Si leggono titoli trionfalistici sulla fine del Fair Play Finanziario, ma urge chiarire subito che non è così. I numerosi ricorsi (alcuni dei quali già bocciati in giudizio negli anni scorsi) contro l’applicazione della disciplina del Fair Play Finanziario non hanno finora scalfito la struttura della normativa per la quale l’UEFA ha ricevuto il via libera anche dall’Unione Europea.
La notizia di questi giorni è la concessione di una sospensiva in seguito al ricorso presentato dall’avvocato Dupont (che già vent’anni fa ribaltò il mondo del calcio con la cosiddetta “sentenzaBosman”) per conto dell’agente Striani. L’organo giudicante si è comunque dichiarato non competente e non ha preso alcuna decisione definitiva, ma ha rimandato la decisione alla Corte di Giustizia Europea. L’UEFA ha ovviamente già annunciato ricorso.
Il nodo del contendere è la cosiddetta clausola del “break-evenrule” ovvero quella norma che spinge le società verso il pareggio di bilancio ammettendo un limite massimo alle perdite accumulate nel cosiddetto periodo di osservazione (45 milioni nel primo triennio, 30 milioni nel secondo triennio e poi pareggio). La sospensiva riguarda la soglia fissata di 30 milioni di perdita massima accumulabile nei prossimi tre anni. Questa norma è concepita per impedire ai club di spendere somme ingenti sul mercato senza curarsi delle conseguenze di medio-lungo periodo. Ponendo un orizzonte triennale ed una massima perdita si impone alle società di avere una strategia di spesa e ricavi per restare all’interno dei parametri fissati.
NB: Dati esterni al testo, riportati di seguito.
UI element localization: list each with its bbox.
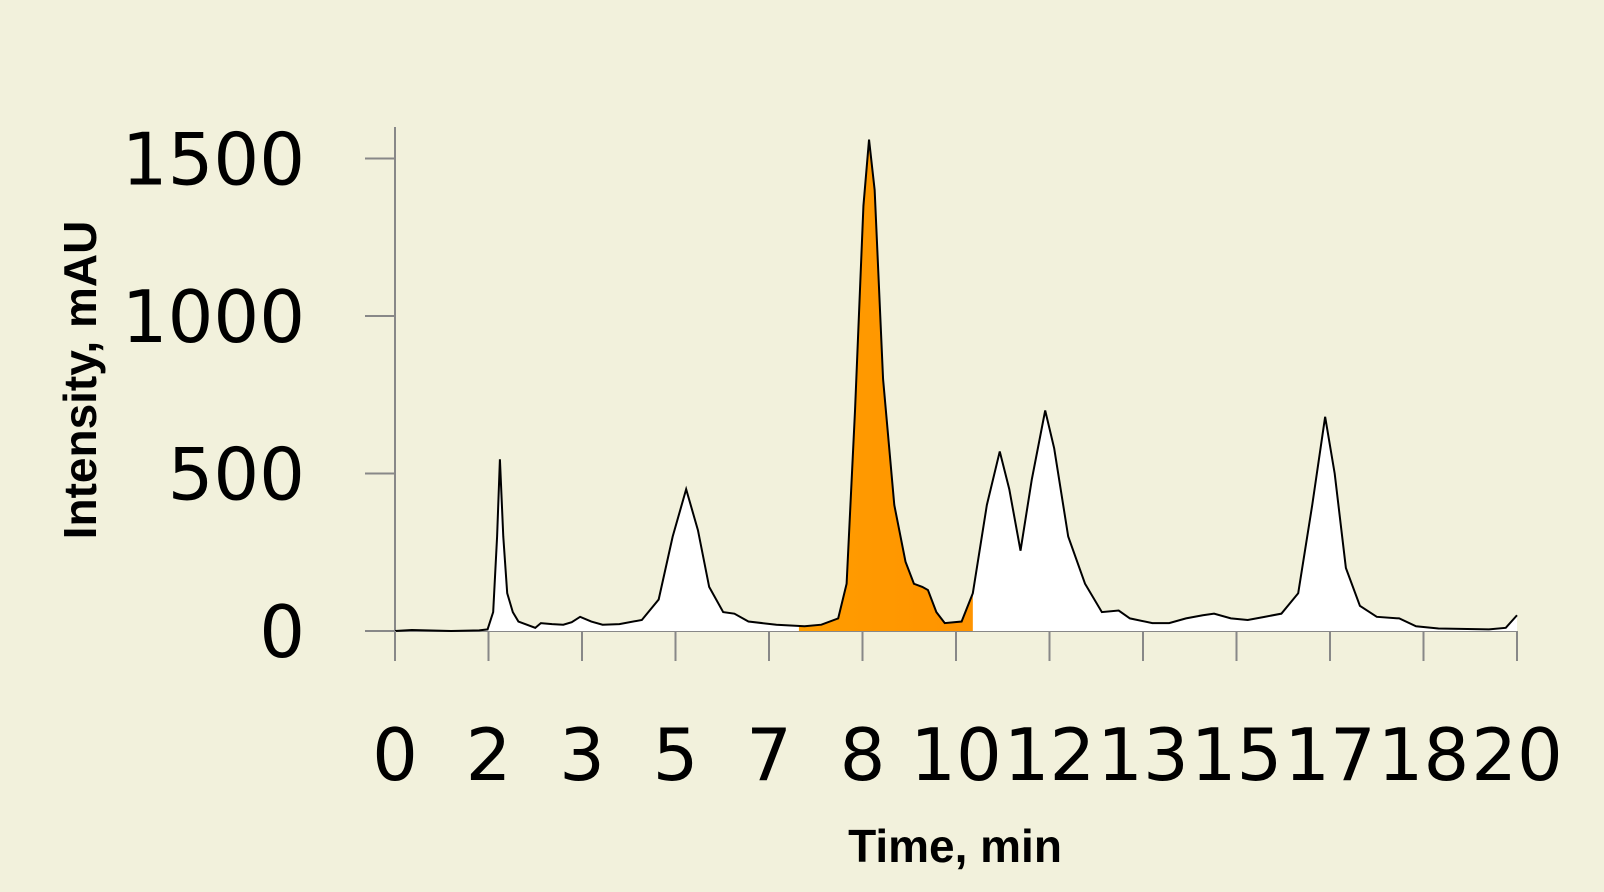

Si tratta ovviamente di una clausola molto restrittiva, per chi fa impresa è naturale programmare la vita dell’azienda secondo cicli temporali più o meno lunghi, all’interno dei quali è possibile anche di prevedere la chiusura in perdita dei bilanci a fronte di investimenti finalizzati a produrre benefici strutturali futuri.L’UEFA tuttavia ha fin dal principio escluso dalla contabilizzazione delle passività le spese collegate a strutture (stadi e centri sportivi) e settore giovanile, tutelando dunque la possibilità di investire liberamente negli aspetti che concretamente determinano la crescita di un club.
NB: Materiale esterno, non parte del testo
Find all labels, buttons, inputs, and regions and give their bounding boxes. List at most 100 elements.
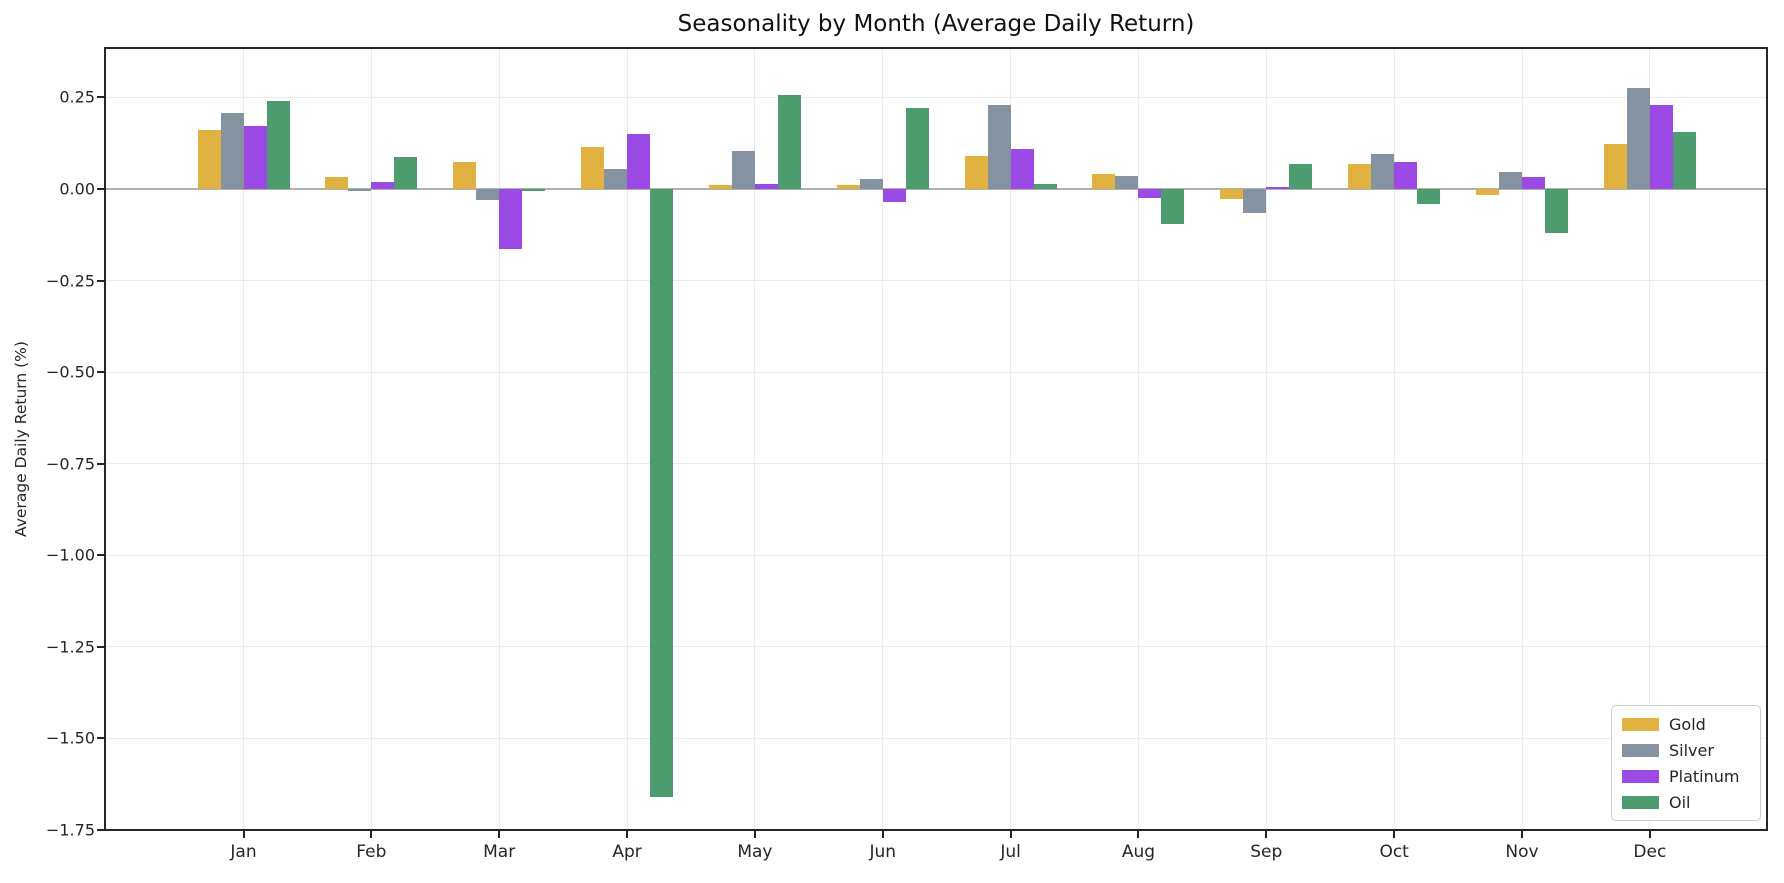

Non si può fare a meno di notare che oltre a PSG e City, sanzionati per l’inosservanza parziale delle regole, ci sono club che hanno deciso di svoltare verso una gestione più oculata e virtuosa delle spese come ad esempio gli inglesi del Chelsea. Rispetto ai primi anni della proprietà Abramovi? con spese incontrollate, si è passati ad una gestione più accorta che attraverso operazioni di mercato e cessioni (ad esempio David Luiz, Schurrle, De Bruyne, Lukaku, Cech, etc.) ha consentito di riportare i conti in ordine senza per questo rinunciare ad essere competitivi, mentre si progetta l’ampliamento di Stamford Bridgea dimostrazione che è possibile vincere pur restando all’interno delle regole.
Vista la concomitanza degli eventi si può anche dire che quanto accaduto non c’entra in ogni caso con le operazioni di mercato dell’Inter, che ha già patteggiato con l’UEFA l’impegno a chiudere il bilancio 2016 con una perdita massima di 30 milioni di euro, dunque l’acquisto di Kondogbia è assolutamente possibile, a patto che si proceda al taglio di altri costi, eventualmente anche mediante cessioni illustri.
La partita dunque è aperta, nei mesi scorsi Platini aveva aperto alla possibilità di introdurre modifiche in futuro sulla disciplina del Financial Fair Play, riconoscendo però i grandi risultati ottenuti finora sulla riduzione del deficit complessivo dei club. Dunque qualche aggiustamento sarà pur possibile ma non certo la cancellazione di un sistema volto a rendere il calcio finanziariamente sostenibile a lungo nel tempo.